Jeudi 5 septembre

La différenciation pédagogique.

Comme tellement de concepts au départ vertueux, le langage et les volontés politique ont eu tendance à transformer ces trois mots en un catéchisme exaspérant et vidé de sens. Pourtant, sa nécessité s’en fait sentir. Cette année plus que toutes les autres.
Parce que ça y est, j’ai rencontré toutes mes classes. Et l’écart est vertigineux.
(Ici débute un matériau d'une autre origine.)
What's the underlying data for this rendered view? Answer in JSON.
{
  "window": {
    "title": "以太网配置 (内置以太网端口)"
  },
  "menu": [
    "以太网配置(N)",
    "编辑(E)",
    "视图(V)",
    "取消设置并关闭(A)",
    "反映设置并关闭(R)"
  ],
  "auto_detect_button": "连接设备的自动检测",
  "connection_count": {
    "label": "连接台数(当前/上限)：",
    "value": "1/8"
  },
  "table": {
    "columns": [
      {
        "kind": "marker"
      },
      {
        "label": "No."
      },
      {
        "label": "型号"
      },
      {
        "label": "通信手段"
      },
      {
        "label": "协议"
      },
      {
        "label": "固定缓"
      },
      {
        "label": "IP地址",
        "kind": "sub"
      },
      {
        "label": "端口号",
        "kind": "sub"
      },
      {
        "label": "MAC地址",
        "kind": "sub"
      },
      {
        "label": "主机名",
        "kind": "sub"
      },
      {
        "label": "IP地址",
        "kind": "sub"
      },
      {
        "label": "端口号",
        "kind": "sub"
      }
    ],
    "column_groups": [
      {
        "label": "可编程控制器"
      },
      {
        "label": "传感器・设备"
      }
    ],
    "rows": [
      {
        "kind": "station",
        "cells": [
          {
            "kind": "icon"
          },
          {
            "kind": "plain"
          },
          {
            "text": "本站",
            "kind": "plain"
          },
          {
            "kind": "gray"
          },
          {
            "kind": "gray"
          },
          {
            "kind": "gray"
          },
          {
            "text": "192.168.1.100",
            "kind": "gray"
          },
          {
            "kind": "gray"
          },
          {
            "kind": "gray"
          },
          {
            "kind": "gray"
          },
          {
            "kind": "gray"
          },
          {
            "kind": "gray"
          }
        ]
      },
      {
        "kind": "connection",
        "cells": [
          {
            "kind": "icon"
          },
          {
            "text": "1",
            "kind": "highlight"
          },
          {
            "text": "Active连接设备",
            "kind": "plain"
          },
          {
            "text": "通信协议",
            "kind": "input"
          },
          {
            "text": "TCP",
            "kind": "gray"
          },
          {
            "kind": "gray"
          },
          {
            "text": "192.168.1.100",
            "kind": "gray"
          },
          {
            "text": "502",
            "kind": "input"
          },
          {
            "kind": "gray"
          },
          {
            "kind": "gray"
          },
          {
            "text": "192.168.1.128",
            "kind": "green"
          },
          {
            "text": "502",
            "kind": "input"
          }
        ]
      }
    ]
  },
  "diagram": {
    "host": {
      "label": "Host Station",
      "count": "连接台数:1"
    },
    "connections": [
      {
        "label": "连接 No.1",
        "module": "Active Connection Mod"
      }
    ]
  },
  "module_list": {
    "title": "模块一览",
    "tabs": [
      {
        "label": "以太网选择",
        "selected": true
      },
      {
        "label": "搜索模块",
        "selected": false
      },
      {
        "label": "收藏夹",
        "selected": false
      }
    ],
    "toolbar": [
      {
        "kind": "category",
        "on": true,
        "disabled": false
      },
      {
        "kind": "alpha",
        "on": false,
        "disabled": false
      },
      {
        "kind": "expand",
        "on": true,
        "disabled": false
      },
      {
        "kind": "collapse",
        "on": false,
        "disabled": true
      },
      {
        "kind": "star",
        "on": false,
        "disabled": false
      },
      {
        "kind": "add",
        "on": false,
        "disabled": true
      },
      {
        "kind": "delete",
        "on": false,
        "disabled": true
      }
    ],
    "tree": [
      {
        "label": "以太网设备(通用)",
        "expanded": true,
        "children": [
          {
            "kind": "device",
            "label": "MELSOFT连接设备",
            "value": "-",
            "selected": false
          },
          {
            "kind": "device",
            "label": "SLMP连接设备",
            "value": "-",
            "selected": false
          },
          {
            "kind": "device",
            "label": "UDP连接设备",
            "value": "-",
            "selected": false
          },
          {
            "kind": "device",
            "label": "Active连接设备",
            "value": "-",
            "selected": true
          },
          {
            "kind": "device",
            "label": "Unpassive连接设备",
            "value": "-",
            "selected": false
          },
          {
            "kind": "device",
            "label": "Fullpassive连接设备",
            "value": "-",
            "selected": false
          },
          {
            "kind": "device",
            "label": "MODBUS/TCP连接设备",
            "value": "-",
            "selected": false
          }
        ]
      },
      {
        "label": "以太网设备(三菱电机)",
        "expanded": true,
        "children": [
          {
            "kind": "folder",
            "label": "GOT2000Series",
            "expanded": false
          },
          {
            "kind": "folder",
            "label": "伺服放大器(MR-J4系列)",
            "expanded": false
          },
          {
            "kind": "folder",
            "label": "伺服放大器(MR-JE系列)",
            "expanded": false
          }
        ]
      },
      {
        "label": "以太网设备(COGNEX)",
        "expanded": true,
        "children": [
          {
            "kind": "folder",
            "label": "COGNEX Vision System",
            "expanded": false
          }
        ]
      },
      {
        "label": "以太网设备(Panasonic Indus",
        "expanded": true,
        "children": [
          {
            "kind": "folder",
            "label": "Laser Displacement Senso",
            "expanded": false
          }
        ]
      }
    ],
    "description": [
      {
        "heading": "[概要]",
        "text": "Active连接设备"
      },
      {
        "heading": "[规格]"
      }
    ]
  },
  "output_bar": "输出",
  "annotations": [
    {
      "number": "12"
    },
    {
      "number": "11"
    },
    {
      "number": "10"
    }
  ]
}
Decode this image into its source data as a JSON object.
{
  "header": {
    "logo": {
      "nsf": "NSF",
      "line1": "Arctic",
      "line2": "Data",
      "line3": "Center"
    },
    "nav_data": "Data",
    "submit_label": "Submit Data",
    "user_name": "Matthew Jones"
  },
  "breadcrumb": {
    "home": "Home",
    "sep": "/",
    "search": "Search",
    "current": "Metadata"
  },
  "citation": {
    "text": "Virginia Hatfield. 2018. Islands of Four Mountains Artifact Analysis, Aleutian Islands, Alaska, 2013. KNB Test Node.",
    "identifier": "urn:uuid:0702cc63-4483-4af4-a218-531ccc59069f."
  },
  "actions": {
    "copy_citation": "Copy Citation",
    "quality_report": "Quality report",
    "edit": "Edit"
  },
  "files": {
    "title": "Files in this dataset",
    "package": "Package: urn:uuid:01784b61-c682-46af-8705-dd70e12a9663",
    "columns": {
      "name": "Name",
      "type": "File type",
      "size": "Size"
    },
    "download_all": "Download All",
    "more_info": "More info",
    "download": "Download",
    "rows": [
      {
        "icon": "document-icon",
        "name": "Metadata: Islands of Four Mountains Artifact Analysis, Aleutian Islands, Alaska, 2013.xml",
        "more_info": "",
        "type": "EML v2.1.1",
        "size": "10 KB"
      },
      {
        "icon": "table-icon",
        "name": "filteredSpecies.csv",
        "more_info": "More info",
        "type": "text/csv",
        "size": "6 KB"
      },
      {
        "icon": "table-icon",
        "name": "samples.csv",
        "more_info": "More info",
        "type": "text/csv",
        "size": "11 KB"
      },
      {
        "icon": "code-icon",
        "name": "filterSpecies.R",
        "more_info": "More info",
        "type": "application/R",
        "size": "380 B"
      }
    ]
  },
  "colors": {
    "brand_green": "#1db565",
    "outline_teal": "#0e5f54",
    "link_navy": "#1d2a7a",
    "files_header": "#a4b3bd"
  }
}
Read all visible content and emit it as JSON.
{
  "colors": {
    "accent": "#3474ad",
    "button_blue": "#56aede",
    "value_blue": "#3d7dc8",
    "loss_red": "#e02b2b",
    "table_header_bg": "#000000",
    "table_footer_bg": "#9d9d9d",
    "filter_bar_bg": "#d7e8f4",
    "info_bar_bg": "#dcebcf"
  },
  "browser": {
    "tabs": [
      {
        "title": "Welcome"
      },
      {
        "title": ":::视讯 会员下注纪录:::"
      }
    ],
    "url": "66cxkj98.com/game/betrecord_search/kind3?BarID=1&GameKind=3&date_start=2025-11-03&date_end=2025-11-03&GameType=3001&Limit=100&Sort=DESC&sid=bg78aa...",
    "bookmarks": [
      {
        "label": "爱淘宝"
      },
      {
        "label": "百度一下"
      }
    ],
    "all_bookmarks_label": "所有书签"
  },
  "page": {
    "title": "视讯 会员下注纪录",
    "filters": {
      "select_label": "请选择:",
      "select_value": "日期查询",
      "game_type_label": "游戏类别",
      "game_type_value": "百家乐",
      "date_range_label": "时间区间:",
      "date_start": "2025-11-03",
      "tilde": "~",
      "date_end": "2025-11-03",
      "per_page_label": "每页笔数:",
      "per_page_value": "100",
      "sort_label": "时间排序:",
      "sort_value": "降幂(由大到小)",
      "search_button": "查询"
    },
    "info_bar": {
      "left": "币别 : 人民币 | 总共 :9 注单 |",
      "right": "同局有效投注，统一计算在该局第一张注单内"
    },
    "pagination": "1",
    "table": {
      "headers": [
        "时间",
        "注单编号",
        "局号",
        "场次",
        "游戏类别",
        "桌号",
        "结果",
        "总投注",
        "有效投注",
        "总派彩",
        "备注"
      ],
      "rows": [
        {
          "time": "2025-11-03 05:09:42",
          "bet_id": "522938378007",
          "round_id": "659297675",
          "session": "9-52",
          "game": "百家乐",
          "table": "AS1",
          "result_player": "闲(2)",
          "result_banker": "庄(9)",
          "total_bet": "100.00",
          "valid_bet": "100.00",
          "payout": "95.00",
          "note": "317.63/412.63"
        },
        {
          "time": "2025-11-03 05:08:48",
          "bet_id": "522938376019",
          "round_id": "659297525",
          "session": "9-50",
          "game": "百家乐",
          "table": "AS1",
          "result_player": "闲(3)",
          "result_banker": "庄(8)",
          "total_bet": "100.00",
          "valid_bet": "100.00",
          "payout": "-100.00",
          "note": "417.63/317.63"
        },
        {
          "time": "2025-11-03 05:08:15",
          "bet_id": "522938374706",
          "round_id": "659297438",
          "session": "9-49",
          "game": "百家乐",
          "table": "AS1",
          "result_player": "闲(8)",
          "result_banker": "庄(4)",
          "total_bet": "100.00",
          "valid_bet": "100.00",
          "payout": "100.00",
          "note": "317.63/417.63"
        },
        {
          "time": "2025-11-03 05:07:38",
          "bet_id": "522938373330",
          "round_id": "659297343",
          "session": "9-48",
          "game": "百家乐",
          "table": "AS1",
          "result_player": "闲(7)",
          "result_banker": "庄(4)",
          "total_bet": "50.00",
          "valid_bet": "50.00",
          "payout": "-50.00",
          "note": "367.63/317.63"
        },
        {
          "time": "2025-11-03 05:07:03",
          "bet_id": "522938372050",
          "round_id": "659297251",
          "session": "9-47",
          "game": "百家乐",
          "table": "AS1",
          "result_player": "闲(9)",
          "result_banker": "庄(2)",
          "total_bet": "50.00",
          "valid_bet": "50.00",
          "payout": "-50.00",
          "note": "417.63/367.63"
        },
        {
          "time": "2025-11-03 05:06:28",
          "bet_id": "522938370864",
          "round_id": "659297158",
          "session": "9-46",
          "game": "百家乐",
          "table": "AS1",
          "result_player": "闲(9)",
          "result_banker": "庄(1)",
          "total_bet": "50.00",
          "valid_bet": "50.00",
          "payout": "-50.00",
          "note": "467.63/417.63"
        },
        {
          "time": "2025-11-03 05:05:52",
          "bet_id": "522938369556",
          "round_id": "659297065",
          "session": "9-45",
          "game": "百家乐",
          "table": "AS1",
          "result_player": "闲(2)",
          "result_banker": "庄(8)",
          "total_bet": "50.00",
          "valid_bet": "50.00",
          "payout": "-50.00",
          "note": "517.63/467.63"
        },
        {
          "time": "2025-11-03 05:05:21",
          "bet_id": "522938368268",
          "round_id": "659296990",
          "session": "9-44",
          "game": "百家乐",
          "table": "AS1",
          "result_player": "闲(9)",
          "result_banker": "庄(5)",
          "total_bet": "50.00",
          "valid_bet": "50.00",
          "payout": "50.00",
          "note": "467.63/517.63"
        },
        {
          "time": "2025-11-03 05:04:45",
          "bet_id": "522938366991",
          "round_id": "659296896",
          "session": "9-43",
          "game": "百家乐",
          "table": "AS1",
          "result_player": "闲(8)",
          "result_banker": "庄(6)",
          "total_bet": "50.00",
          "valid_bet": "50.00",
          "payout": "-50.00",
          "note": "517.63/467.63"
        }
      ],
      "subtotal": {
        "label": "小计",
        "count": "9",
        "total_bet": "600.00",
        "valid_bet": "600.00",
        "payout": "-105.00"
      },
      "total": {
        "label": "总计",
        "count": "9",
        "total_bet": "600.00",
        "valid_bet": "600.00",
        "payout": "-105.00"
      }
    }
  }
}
Comme en cinquième Astronelle, dans laquelle certains mômes terminent le boulot que j’avais prévu en un quart du temps imparti, tandis que je découvre des élèves non lecteurs. Handicaps physiques, psychologiques, blocages mentaux, arrivés sur le sol français depuis quelques mois à peine. Avec, luxe inouï, quelques heures de présence d’un AESH, mais rien de plus. Comme toujours, l’inclusion, mais avec à peine plus de moyens que le système D.

Je n’ai pas encore pris la mesure de la classe, après moins d’une semaine, mon cours n’est pas adapté comme il faut. Mais hors de question de perdre les mômes, en cette deuxième heure. Il va falloir trouver quelque chose.

Fermer les poules.

C’est au début de l’extrait du texte que j’ai choisi pour illustrer que la famille, quand même, ça craint, des fois. Madame Lepic exige que ses enfants aillent « fermer les poules ».

Et ça laisse tout le monde perplexe. Ceux qui ne savent pas lire comme ceux à qui l’expression, clairement identifiée comme telle, échappe. « Évidemment, l’idée n’est pas que les poules ont une petite porte dont on sort les œufs le matin. » Gamins de la ville et encore bon public, ils se marrent un petit peu. Et on dépiaute l’expression. Ce qu’elle explique, ce qu’elle implique. Dans une poignée de mots, inattendus, tout le monde y trouve son compte. Je respire, un peu apaisé. J’ai réussi à ne pas en laisser sur le bord de la route. Pas maintenant, pas dès le début.

Et les ayant tous vus, ayant enfin pris la mesure de ce qui attend, je vais pouvoir réfléchir, adapter. « Individualiser. » Avec les trois bouts de ficelles dont je dispose, tenter de marcher avec tout le monde, sans voir quiconque sombrer dans les ténèbres.